A Clara tem 11 anos, é a mais velha de três irmãos. Os pais estão em processo de divórcio, que inclui a luta pela guarda dos filhos. É apenas uma menina, mas conversa abertamente sobre as guerras dos adultos. Ainda que só lhe tenha colocado duas ou três perguntas genéricas sobre a sua família, desfia rapidamente o novelo de preocupações e angústias por que tem passado. «O pai zangou-se com os avós maternos porque estes lhe “roubaram” não-sei-quantos mil euros; a mãe não tem para onde ir porque a casa é do pai; os ‘manos’ dormem no quarto da mãe, para que o pai não esteja com eles, porque a mãe não quer; o tio morreu porque os avós maternos não cuidaram dele – foi o pai que disse; a mãe ‘roubou’ algumas peças lá de casa para se salvaguardar; o pai tem outras mulheres, talvez até outra família; a mãe só quer o bem-estar dos filhos, por isso, passa os fins-de-semana com eles na rua – para que o pai não lhes ponha a vista em cima; a polícia já foi lá a casa algumas vezes – às vezes é o pai que chama, outras é a mãe; agora vem aí a audiência com o juiz e vai ficar tudo resolvido, desde que o pai pague o que a mãe pediu, que é o que é justo».
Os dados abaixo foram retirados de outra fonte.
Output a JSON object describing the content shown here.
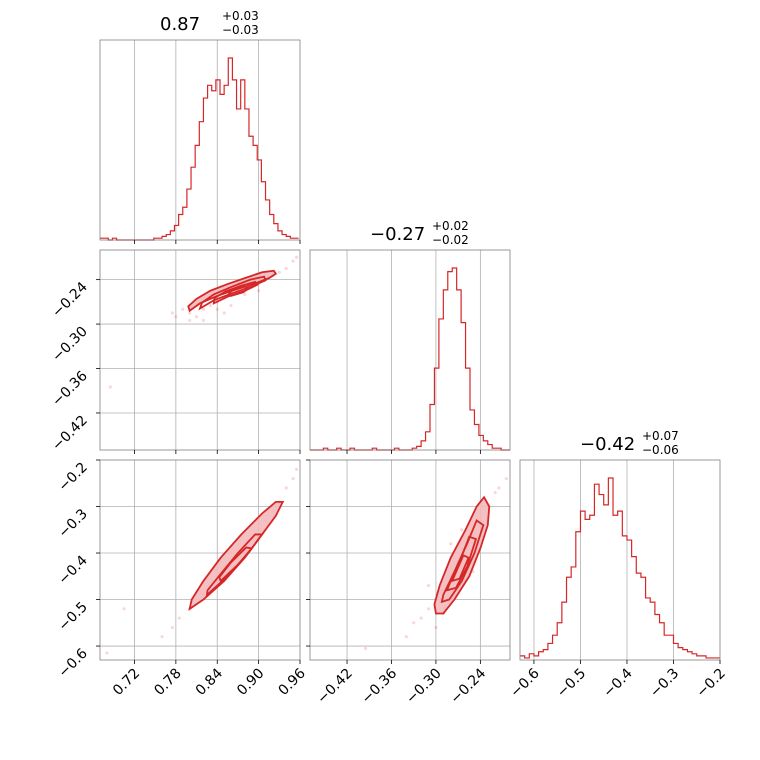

Este não foi um casamento marcado pela serenidade e pela estabilidade. Mas pouca coisa, ao longo dos últimos 13 anos, faria supor que a pequena Clara e os irmãos seriam sujeitos a tantas formas de violência. Aos olhos dos familiares e amigos, os pais destas três crianças constituíam um casal “normal” – sempre foram bons trabalhadores, colocaram os filhos em boas escolas e, aparentemente, não teriam mais problemas do que outros casais da mesma faixa etária. Mas a guerra em que se transformou o seu divórcio trocou-lhes as voltas.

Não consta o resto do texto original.